Bei der Beschreibung von „kalsarikännit“ gegen Ende des Textes fiel mir spontan ein Ausspruch von Charles Bukowski ein: „Ich mag Hunde lieber als Menschen. Und Katzen lieber als Hunde. Und mich, besoffen in meiner Unterwäsche aus dem Fenster schauend, am liebsten von allen.“ War Bukowski ein heimlicher Finne?

Karsten Dörre / 06.08.2020

Ist die Suizidrate in Finnland immer noch so hoch? Finnland liegt an einem nie entdeckten Ende der Welt. Die sibirische Weite und Kälte dieser Landschaft, die früh einsetzende Dunkelheit und die gegen alles immunisierende Sauna macht depressiv, dass selbst dem Corona-Virus das Leben und Töten in Finnland vergeht. Die mentale Trostlosigkeit in Finnland geht immer in Lmaa-Stimmung über. Würde Finnland die Besiedlungsdichte wie in Deutschland haben… dann erwacht der Finne, wie im Winterkrieg 1939/40 gegen die einfallenden Sowjets. Aber sonst ist tote Unterhose.

Holger Sulz / 06.08.2020

Grinsel! Wenn ich es richtig sehe, sehnen sich doch etliche Achse-Leser nach den so herrlich “undeutschen” Finnen, mich inbegriffen. Obwohl es in deren wunderbarem Land keinesfalls sehr kommod zugeht. Oder wie die dort gestrandeten Goldstücke fanden: Zu einsam, kalt und dunkel und deshalb in hellen Scharen Reißaus genommen haben in Muttis warmen Schoß. Wie man so hört, empfanden sie auch die Impertinenz der Landesverteidiger der Gattung Culex pipiens als Zumutung und die auf dem Lande häufigen karelischen Bärenhunde werden verrückt, wenn sie eine Kreatur mit schwarzbraunem Fell erblicken, was zu etlichen Komplikationen geführt hat. Alles Gründe, sich in Finnland aufzuhalten…
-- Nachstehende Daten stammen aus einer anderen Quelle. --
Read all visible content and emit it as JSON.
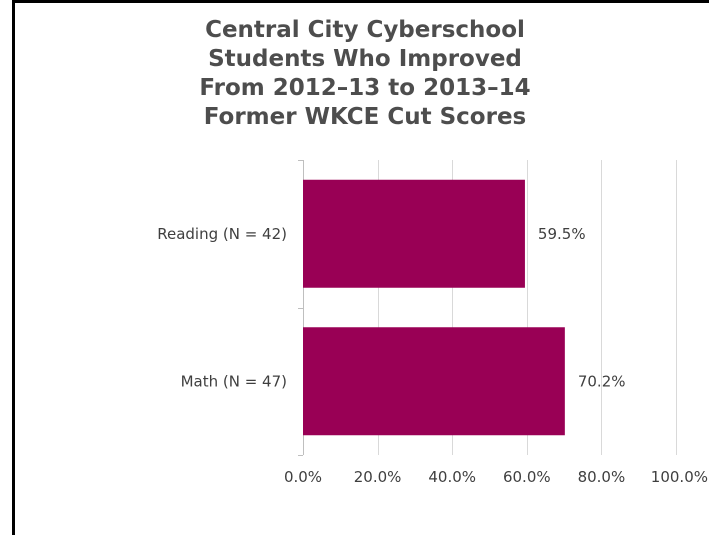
{
  "chart_data": {
    "type": "bar",
    "orientation": "horizontal",
    "title": "Central City Cyberschool\nStudents Who Improved\nFrom 2012–13 to 2013–14\nFormer WKCE Cut Scores",
    "title_lines": [
      "Central City Cyberschool",
      "Students Who Improved",
      "From 2012–13 to 2013–14",
      "Former WKCE Cut Scores"
    ],
    "categories": [
      "Reading (N = 42)",
      "Math (N = 47)"
    ],
    "values": [
      59.5,
      70.2
    ],
    "data_labels": [
      "59.5%",
      "70.2%"
    ],
    "xlim": [
      0,
      100
    ],
    "x_ticks": [
      0,
      20,
      40,
      60,
      80,
      100
    ],
    "x_tick_labels": [
      "0.0%",
      "20.0%",
      "40.0%",
      "60.0%",
      "80.0%",
      "100.0%"
    ],
    "xlabel": "",
    "ylabel": "",
    "grid": "vertical",
    "legend": "none",
    "bar_color": "#990055",
    "grid_color": "#d9d9d9",
    "axis_color": "#bfbfbf"
  }
}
Jari Heinrich Grünig / 06.08.2020

Danke, ein netter Artikel. Die Einreise für Deutsche aus dem coronaverseuchten Schweden ist für Deutsche allerdings nicht möglich. Allerdings zeigt der Grenzschutz eine erstaunliche geistige Flexibilität. Eine Weiterreise nach Estland, Tallinn und dann erneute Einreise ist möglich. Was fehlt, ist das Sisu der Finnen, Fleiß und unbedingter Durchhaltewillen, was in jeglichen Krisen hilfreich ist. Mit freundlichen Grüßen, Jari Heinrich Grünig

Walter Weimar / 06.08.2020

Brechen wir eine Lanze für Maskenvernichtungsmittel.

Frances Johnson / 06.08.2020

Sehr amüsant. Wenn wir Deutschen nicht öfter über die Grenzen schwappen würden, wären wir schon versauert. Sehr geschmunzelt. Erinnert ein wenig an Berichte aus Island. Finnen: In etwa das Gegenteil von Unke Lauterbach.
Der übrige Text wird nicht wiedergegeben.